1. 座学だけでは「現場で通用する力」は身につかない
多くの新卒エンジニアが入社後に直面する課題があります。
- 研修は理解できたつもりでも、実際の開発では戸惑う
- 教わったことをすぐに忘れてしまいがち
- システム開発の全体像がつかめず、自分の役割がわからない
こうした課題に対する答えの一つが、アジャイル開発のスプリントを活用した実践型OJT研修です。

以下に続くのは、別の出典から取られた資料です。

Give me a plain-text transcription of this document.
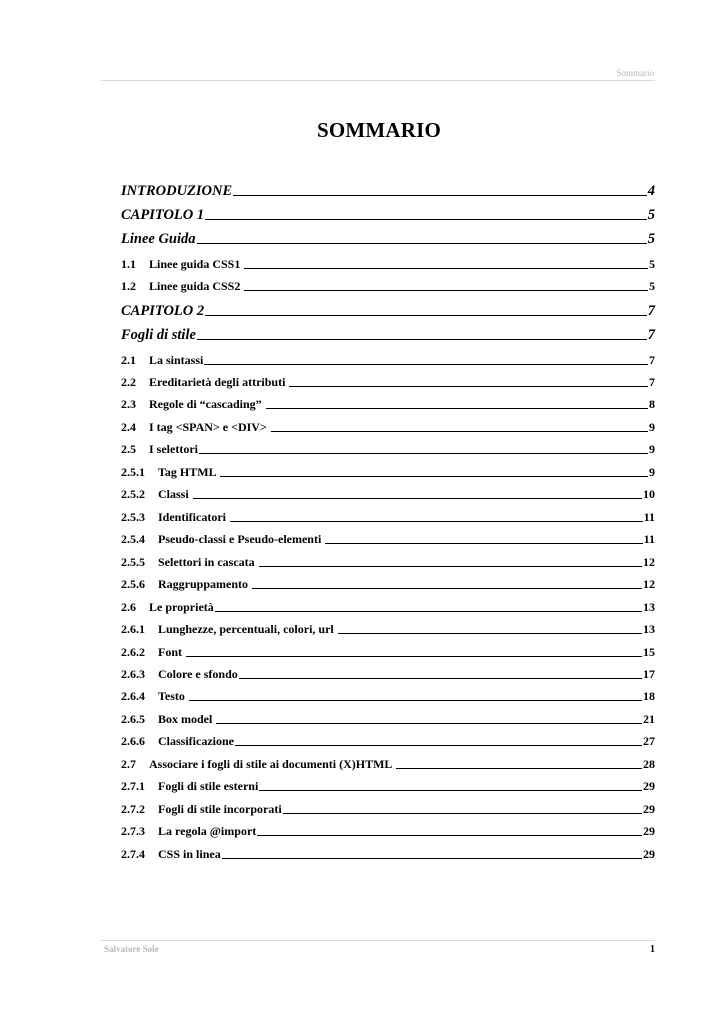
Sommario
SOMMARIO
INTRODUZIONE	4
CAPITOLO 1	5
Linee Guida	5
1.1 Linee guida CSS1	5
1.2 Linee guida CSS2	5
CAPITOLO 2	7
Fogli di stile	7
2.1 La sintassi	7
2.2 Ereditarietà degli attributi	7
2.3 Regole di “cascading”	8
2.4 I tag <SPAN> e <DIV>	9
2.5 I selettori	9
2.5.1 Tag HTML	9
2.5.2 Classi	10
2.5.3 Identificatori	11
2.5.4 Pseudo-classi e Pseudo-elementi	11
2.5.5 Selettori in cascata	12
2.5.6 Raggruppamento	12
2.6 Le proprietà	13
2.6.1 Lunghezze, percentuali, colori, url	13
2.6.2 Font	15
2.6.3 Colore e sfondo	17
2.6.4 Testo	18
2.6.5 Box model	21
2.6.6 Classificazione	27
2.7 Associare i fogli di stile ai documenti (X)HTML	28
2.7.1 Fogli di stile esterni	29
2.7.2 Fogli di stile incorporati	29
2.7.3 La regola @import	29
2.7.4 CSS in linea	29
Salvatore Sole	1
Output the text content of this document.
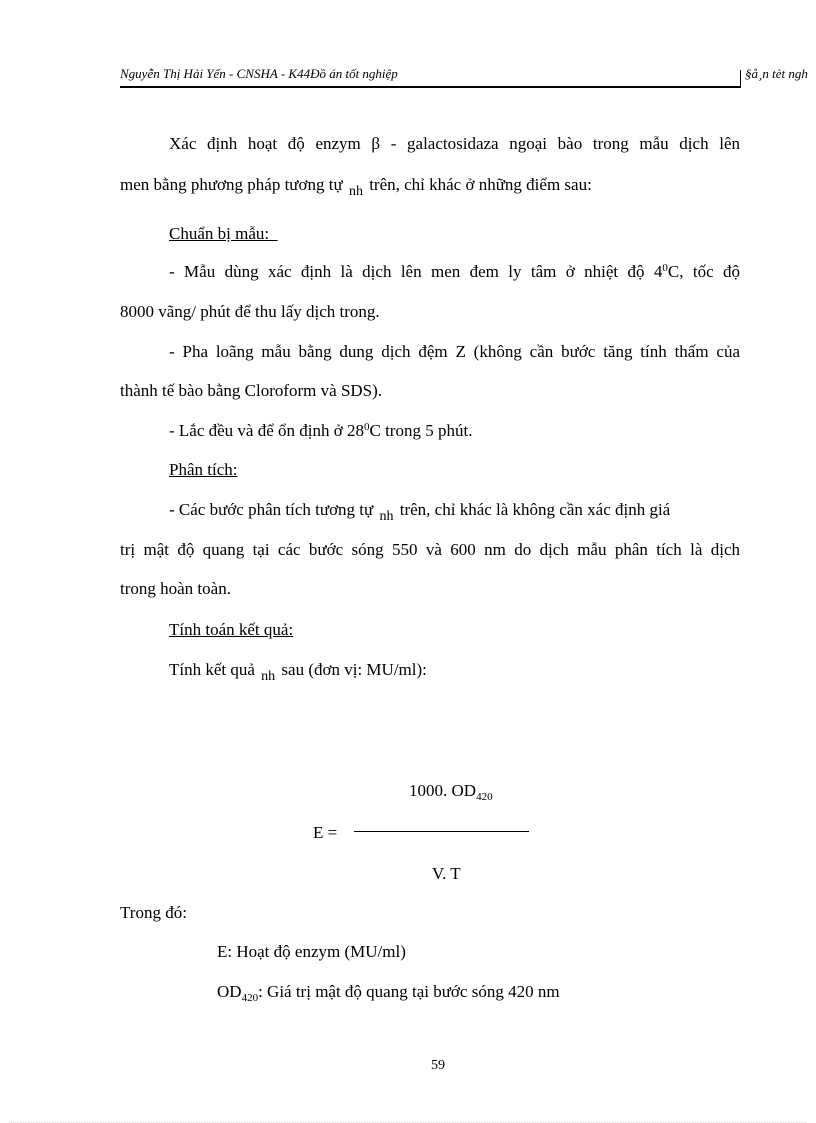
Nguyễn Thị Hải Yến - CNSHA - K44Đồ án tốt nghiệp	§å¸n tèt ngh
Xác định hoạt độ enzym β - galactosidaza ngoại bào trong mẫu dịch lên
men bằng phương pháp tương tự $_{nh}$ trên, chỉ khác ở những điểm sau:
Chuẩn bị mẫu:
- Mẫu dùng xác định là dịch lên men đem ly tâm ở nhiệt độ $4^0C$, tốc độ
8000 vãng/ phút để thu lấy dịch trong.
- Pha loãng mẫu bằng dung dịch đệm Z (không cần bước tăng tính thấm của
thành tế bào bằng Cloroform và SDS).
- Lắc đều và để ổn định ở $28^0C$ trong 5 phút.
Phân tích:
- Các bước phân tích tương tự $_{nh}$ trên, chỉ khác là không cần xác định giá
trị mật độ quang tại các bước sóng 550 và 600 nm do dịch mẫu phân tích là dịch
trong hoàn toàn.
Tính toán kết quả:
Tính kết quả $_{nh}$ sau (đơn vị: MU/ml):
1000. $OD_{420}$
E =
V. T
Trong đó:
E: Hoạt độ enzym (MU/ml)
$OD_{420}$: Giá trị mật độ quang tại bước sóng 420 nm
59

2. スプリント型OJTとは?実務に近い“反復と改善”の学び
スプリントとは?
スプリントとは、1~2週間の短期間で成果物(リリース可能な機能)を開発するサイクルです。研修においては以下のような利点があります:
- 要件理解から設計・実装・テスト・レビューまで一通り体験
- チーム内コミュニケーションを習慣化
- 毎回の成果とフィードバックで成長実感が得られる
なぜ新卒研修に適しているのか?
- 短期集中で「やりきる」経験を積める
- 反復型の学びで記憶が定着しやすい
- 即時フィードバックで、つまずきをその場で修正可能
3. スプリント型研修の進め方(例)
| フェーズ | 研修内容 | 習得スキル |
| スプリント0 | 環境構築、プロジェクト導入 | 開発フローの理解、ツールの使い方 |
| スプリント1–2 | ToDoアプリやAPIなど簡単な機能の実装 | コーディング規約、設計の流れ |
| スプリント3–4 | ペア開発・レビュー・チーム作業 | チーム連携、レビュー力 |
| スプリント5以降 | UI改善・リファクタリング提案 | 自主性、プロダクト思考 |
すべてのスプリントで「日報」「コードレビュー」「レトロスペクティブ」を実施。単なる“経験”に終わらせず、学びを振り返る習慣も育てます。
4. トレーニングではなく“本番に近い環境”を再現
スプリント研修の最大の魅力は、実務さながらの環境を構築できることです。
- タスクの進め方やコードレビューが本番と同様
- 期日があるため、自分のペースだけで動けない “適度なプレッシャー”
- メンターが「教える」のではなく「一緒に並走する」スタイル
- 作成物は実際に社内システムとして活用されるケースも
たとえば、サイボウズの新卒研修では、このようなスプリント形式を中心に構成されており、チーム力と技術の両面で効果を上げています。
5. まとめ:反復と実践がスキル定着の鍵
スプリント型の研修は、単に「教えられる」スタイルから脱却し、自ら試し、失敗し、改善する力を身につける機会です。
最初の6ヶ月で学ぶべきことは、知識ではなく、「どう成長をデザインするか」。
“自分で考えて動く力”こそが、これからのエンジニアに求められる最大の武器なのです。